School district relocates C.E. Barry students

Move was made after teachers refused to enter the building on Tuesday due to seismic safety concerns


C.E. Barry staff and students have been moved to different schools for the remainder of the year.

The Fraser-Cascade school board made the decision yesterday after teachers refused to enter the building on Tuesday due to seismic safety concerns. Students were sent home as there wasn’t enough administrators to provide supervision.

“We understand that these moves will create disruption at this time year,” superintendent Karen Nelson said in a letter to parents. “Student safety is of prime importance to the board of education and we appreciate your understanding during this time.”

As of today (Thursday), Grade 5s will be moved to Coquihalla elementary, Grade 6s bused to Silver Creek elementary, and Grade 7s relocated to Hope secondary. Regular bus students will continue to use the same buses as always in the morning and will then be dropped off at their new schools.

The school district is currently considering the closure of C.E. Barry due to the cost of required seismic mitigation. Administration provided an overview of the building’s status and options for its  future at a public consultation meeting on Monday at the rec centre. On May 12, 2012, the government announced $122 million of new capital funding to carry out structural upgrades for 14 school with high seismic risk. C.E. Barry was identified as a vulnerable structure at high risk of widespread damage or structural collapse, likely not reparable after a major seismic event. As the process progressed, the ministry of education directed the school board to focus on seismic upgrades to ensure safety, not school renewal, and pursue the lowest cost option.

Engineering consultants were hired to produce a seismic project identification report for C.E. Barry, with solutions for structural upgrades to address life safety. The detailed cost estimate for the work came in at $4 million. The district is now looking at a number of options, however an addition to Coquihalla elementary appears to be the most-effective. The provincial government has said it will fund four new classrooms there to accommodate students if C.E. Barry is closed. The closure is projected to save the district $200,000 annually in operating costs, which could be used for student programming or additional recreational facilities.

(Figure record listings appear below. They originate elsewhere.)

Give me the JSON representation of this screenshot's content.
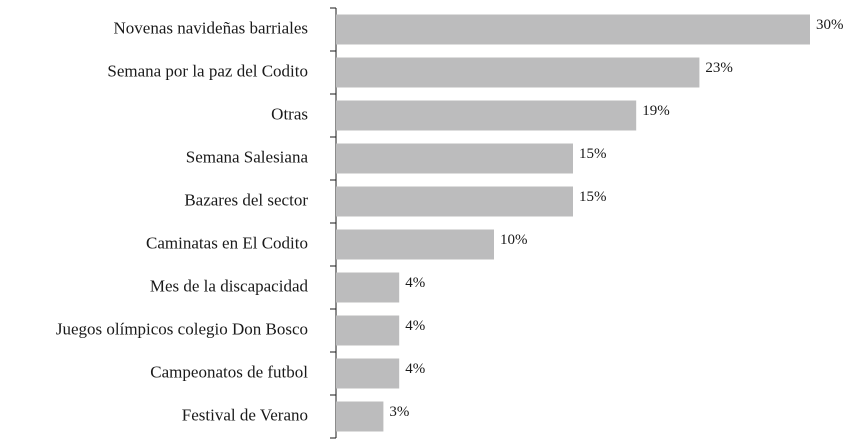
{
  "chart_data": {
    "type": "bar",
    "orientation": "horizontal",
    "categories": [
      "Novenas navideñas barriales",
      "Semana por la paz del Codito",
      "Otras",
      "Semana Salesiana",
      "Bazares del sector",
      "Caminatas en El Codito",
      "Mes de la discapacidad",
      "Juegos olímpicos colegio Don Bosco",
      "Campeonatos de futbol",
      "Festival de Verano"
    ],
    "values": [
      30,
      23,
      19,
      15,
      15,
      10,
      4,
      4,
      4,
      3
    ],
    "value_labels": [
      "30%",
      "23%",
      "19%",
      "15%",
      "15%",
      "10%",
      "4%",
      "4%",
      "4%",
      "3%"
    ],
    "color": "#bcbcbd",
    "xlim": [
      0,
      30
    ]
  }
}
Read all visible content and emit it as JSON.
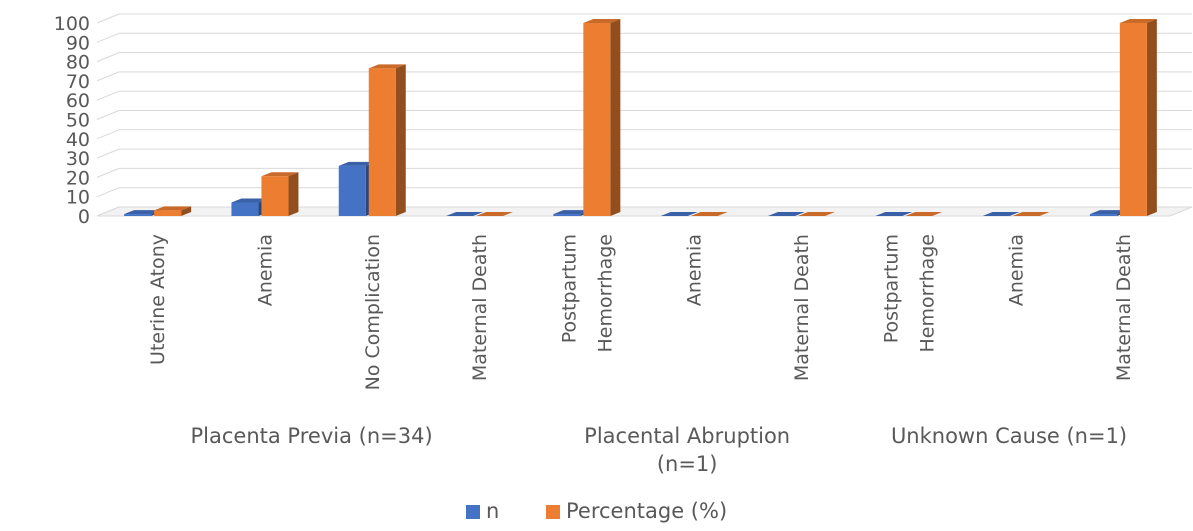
{
  "chart_data": {
    "type": "bar",
    "title": "",
    "xlabel": "",
    "ylabel": "",
    "ylim": [
      0,
      100
    ],
    "yticks": [
      0,
      10,
      20,
      30,
      40,
      50,
      60,
      70,
      80,
      90,
      100
    ],
    "grid": true,
    "legend_position": "bottom",
    "categories": [
      "Uterine Atony",
      "Anemia",
      "No Complication",
      "Maternal Death",
      "Postpartum Hemorrhage",
      "Anemia",
      "Maternal Death",
      "Postpartum Hemorrhage",
      "Anemia",
      "Maternal Death"
    ],
    "category_lines": [
      [
        "Uterine Atony"
      ],
      [
        "Anemia"
      ],
      [
        "No Complication"
      ],
      [
        "Maternal Death"
      ],
      [
        "Postpartum",
        "Hemorrhage"
      ],
      [
        "Anemia"
      ],
      [
        "Maternal Death"
      ],
      [
        "Postpartum",
        "Hemorrhage"
      ],
      [
        "Anemia"
      ],
      [
        "Maternal Death"
      ]
    ],
    "groups": [
      {
        "label_lines": [
          "Placenta Previa (n=34)"
        ],
        "start": 0,
        "end": 3
      },
      {
        "label_lines": [
          "Placental Abruption",
          "(n=1)"
        ],
        "start": 4,
        "end": 6
      },
      {
        "label_lines": [
          "Unknown Cause (n=1)"
        ],
        "start": 7,
        "end": 9
      }
    ],
    "series": [
      {
        "name": "n",
        "color": "#4472C4",
        "values": [
          1,
          7,
          26,
          0,
          1,
          0,
          0,
          0,
          0,
          1
        ]
      },
      {
        "name": "Percentage (%)",
        "color": "#ED7D31",
        "values": [
          2.9,
          20.6,
          76.5,
          0,
          100,
          0,
          0,
          0,
          0,
          100
        ]
      }
    ]
  }
}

Parents, teachers and students expressed their concerns over the possible closure of C.E. Barry at the open house and urged the district to fight for their school. Many left feeling disillusioned about the outcome and worried about the building’s safety.

“As far as I’m concerned, there’s still an option to have the board pay for some of the seismic upgrade and save our school and the board has said ‘no it’s not going to happen,” said Grade 5 teacher Donna Kneller on Tuesday morning, who is also the health and safety staff representative at the school.

“Teachers and support staff discussed it and decided we would seek reference from WorkSafe B.C. Of course we’re always concerned about the safety of the students, that’s first and foremost, but work safe has stated they are concerned about the safety of the employees.”

Teachers waited outside the school on Tuesday morning for guidance from WorkSafe B.C. while administration scrambled to contact parents for student pickup.

Frances Berthiaume, C.E. Barry Parent Advisory Council secretary, was on the phone with her son while he waited for a ride. She said it “was complete bedlam” in the background.

“There were parents yelling, parents cleaning out their kids lockers, parents coming and getting their kids and students were all emotional,” she said. “I don’t think there’s immediate danger and I don’t think other parents feel that either. I think students would have been OK to finish out the last two weeks. The timing could have been better. To throw this into the mix, I think it was a last straw for a lot of people.”

Chilliwack-Hope MLA Laurie Throness said the government is committed to a seismic upgrade at C.E. Barry school if that’s what the community wants. However, funding would still need to be negotiated. He also cautioned that it might not be the best option for Hope given the current enrolment challenges.

“With its plan to close the school, the board’s trying to make its best use of tax dollars and the ministry supports and prefers that,” said Throness, adding that the school board hasn’t submitted a seismic upgrade project proposal to the ministry. “It doesn’t make a lot of economic sense to keep and maintain a lot of empty classrooms. The government supports what the school board is doing and the direction of the school board right now.”

Another open house regarding C.E. Barry school will take place in the Hope rec centre conference room on Saturday (June 14) from 9-11 a.m.

Trustees will then consider the short term and long term options and determine what steps need to be taken next at the board meeting on June 17 at Kent elementary. If the board decides on an addition to Coquihalla elementary, building will be undertaken in the next eight to 12 months.